America Essay Contest: Grandeur From Sea to Shining Sea

America Essay Contest: Grandeur From Sea to Shining Sea
Tourists beside the North Window Arch at sunset in the Arches National Park near Moab, Utah on April 22, 2018. The park has over 2000 arches that were formed over 100 million years by a combination of water, ice, extreme temperatures and underground salt movement. (Mark Ralston/AFP via Getty Images)
Michael Landau

Why do I love America? The answer is simple: the place is beautiful. Absolutely beautiful. It is indeed a land of enchantment. We live in a country that offers natural wonders and variety like no other place on earth.

Consider just one example: where on this whole planet can we find the magnificent canyon country that we have in the Southwest? Where, for example, will you find a place like Arches National Park in Utah with its magnificent rock formations? It is unique to America. Add to that the great forests of the Northwest, the prairies, the Great Lakes, the beaches of the coasts, the Everglades, the Low Country of the Carolinas, the, rugged Rocky mountains, the Appalachians, the rocky coast of Maine—the list goes on and on, from “sea to shining sea,” as the song says and, indeed, in this respect, “America the Beautiful” is, alongside the “Star Spangled Banner,” a true national anthem.

In terms of its natural beauty, the United States of America is truly a blessed land. And the other blessing we have, as Americans, thanks to our founding fathers, is the freedom to enjoy this at our leisure. That is the other reason why I love America. The Declaration of Independence does not guarantee us happiness, but rather gives us, along with liberty, the right to pursue happiness. And what more wholesome and fulfilling pursuit is there than to avail ourselves of the manifold natural wonders, too numerous to list, that this country has to offer?

Not all Americans in their workaday routines have the opportunity to step into the American landscape so easily. But back in the eighties, I had a sabbatical from my job as a teacher, and I decided this was the opportunity to see and experience the America of which I'd only seen in pictures or in movies, so I planned a camping trip for the month of June—tent camping, not RV camping, keeping it simple and close to the earth. My target was the four corners area of the Southwest, always aware that I could only experience a small slice of America in thirty days. I would camp out, avoiding the cities and commercial establishments and try to discover God's country.
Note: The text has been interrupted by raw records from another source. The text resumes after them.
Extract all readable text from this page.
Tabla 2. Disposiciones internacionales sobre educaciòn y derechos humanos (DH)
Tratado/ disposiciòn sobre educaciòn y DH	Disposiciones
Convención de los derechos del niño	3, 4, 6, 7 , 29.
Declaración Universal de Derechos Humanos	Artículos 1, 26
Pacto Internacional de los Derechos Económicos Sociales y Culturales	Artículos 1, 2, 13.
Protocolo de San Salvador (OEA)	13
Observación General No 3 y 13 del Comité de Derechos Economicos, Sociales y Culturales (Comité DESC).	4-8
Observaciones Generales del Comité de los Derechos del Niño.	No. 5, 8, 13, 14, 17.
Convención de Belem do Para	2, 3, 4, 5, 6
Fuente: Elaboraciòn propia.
I flew from New York to Denver, rented a car and drove straight out of town and up to Rocky Mountain National Park, a place of wild beauty. Colorado, with its many peaks is called the “rooftop" of the United States. I drove to Arizona and saw the Grand Canyon, which had only existed as a calendar picture for me, and which Theodore Roosevelt called "the one great sight...every American should see.” The great majority of Americans peek out over the rim of the Canyon and then climb back into their cars. I had made prior arrangements to take the mule trip down the canyon, an unforgettable experience.

I went for a couple of rafting trips on the Colorado and Arkansas rivers. I went to a cattle auction filled with cowboys, I witnessed a small town rodeo where Native Americans were the contestants. I visited the place of their ancestors, the cliff dwellings of the ancient Anazasi, whose pueblos I only knew from pictures in my elementary school history books. I visited the ancient pueblos and danced with Native Americans in Taos, New Mexico. I camped out in the Painted Desert and fell asleep to the howling of unseen coyotes.

The month went swiftly and when it came time to fly home, I had the feeling that I had been in closer contact with America than I had ever been before. I felt blessed and privileged, and so very impressed with our beautiful land. What a gift to live in this land and have the liberty and opportunity to experience the astonishing beauty of the Southwest!

A great part of that opportunity was afforded by the creation of the National Parks. Theodore Roosevelt's accomplishments as a politician are well known, but probably his greatest gift to the American people was his pioneering efforts in the creation of five of our National Parks. Since then the list has grown to some fifty-eight, each one with its own particular appeal, and each guaranteeing that all these magnificent wilderness areas would be protected for all future generations of Americans.

Again, the unmatched, superb grandeur of this country and the freedom to enjoy it. That is why I love America.

Michael Landau is a retired high school English teacher and local artist living in Rome, New York.
This essay was entered in the Epoch Times "Why I Love America" contest.
Views expressed in this article are the opinions of the author and do not necessarily reflect the views of The Epoch Times.
Views expressed in this article are opinions of the author and do not necessarily reflect the views of The Epoch Times.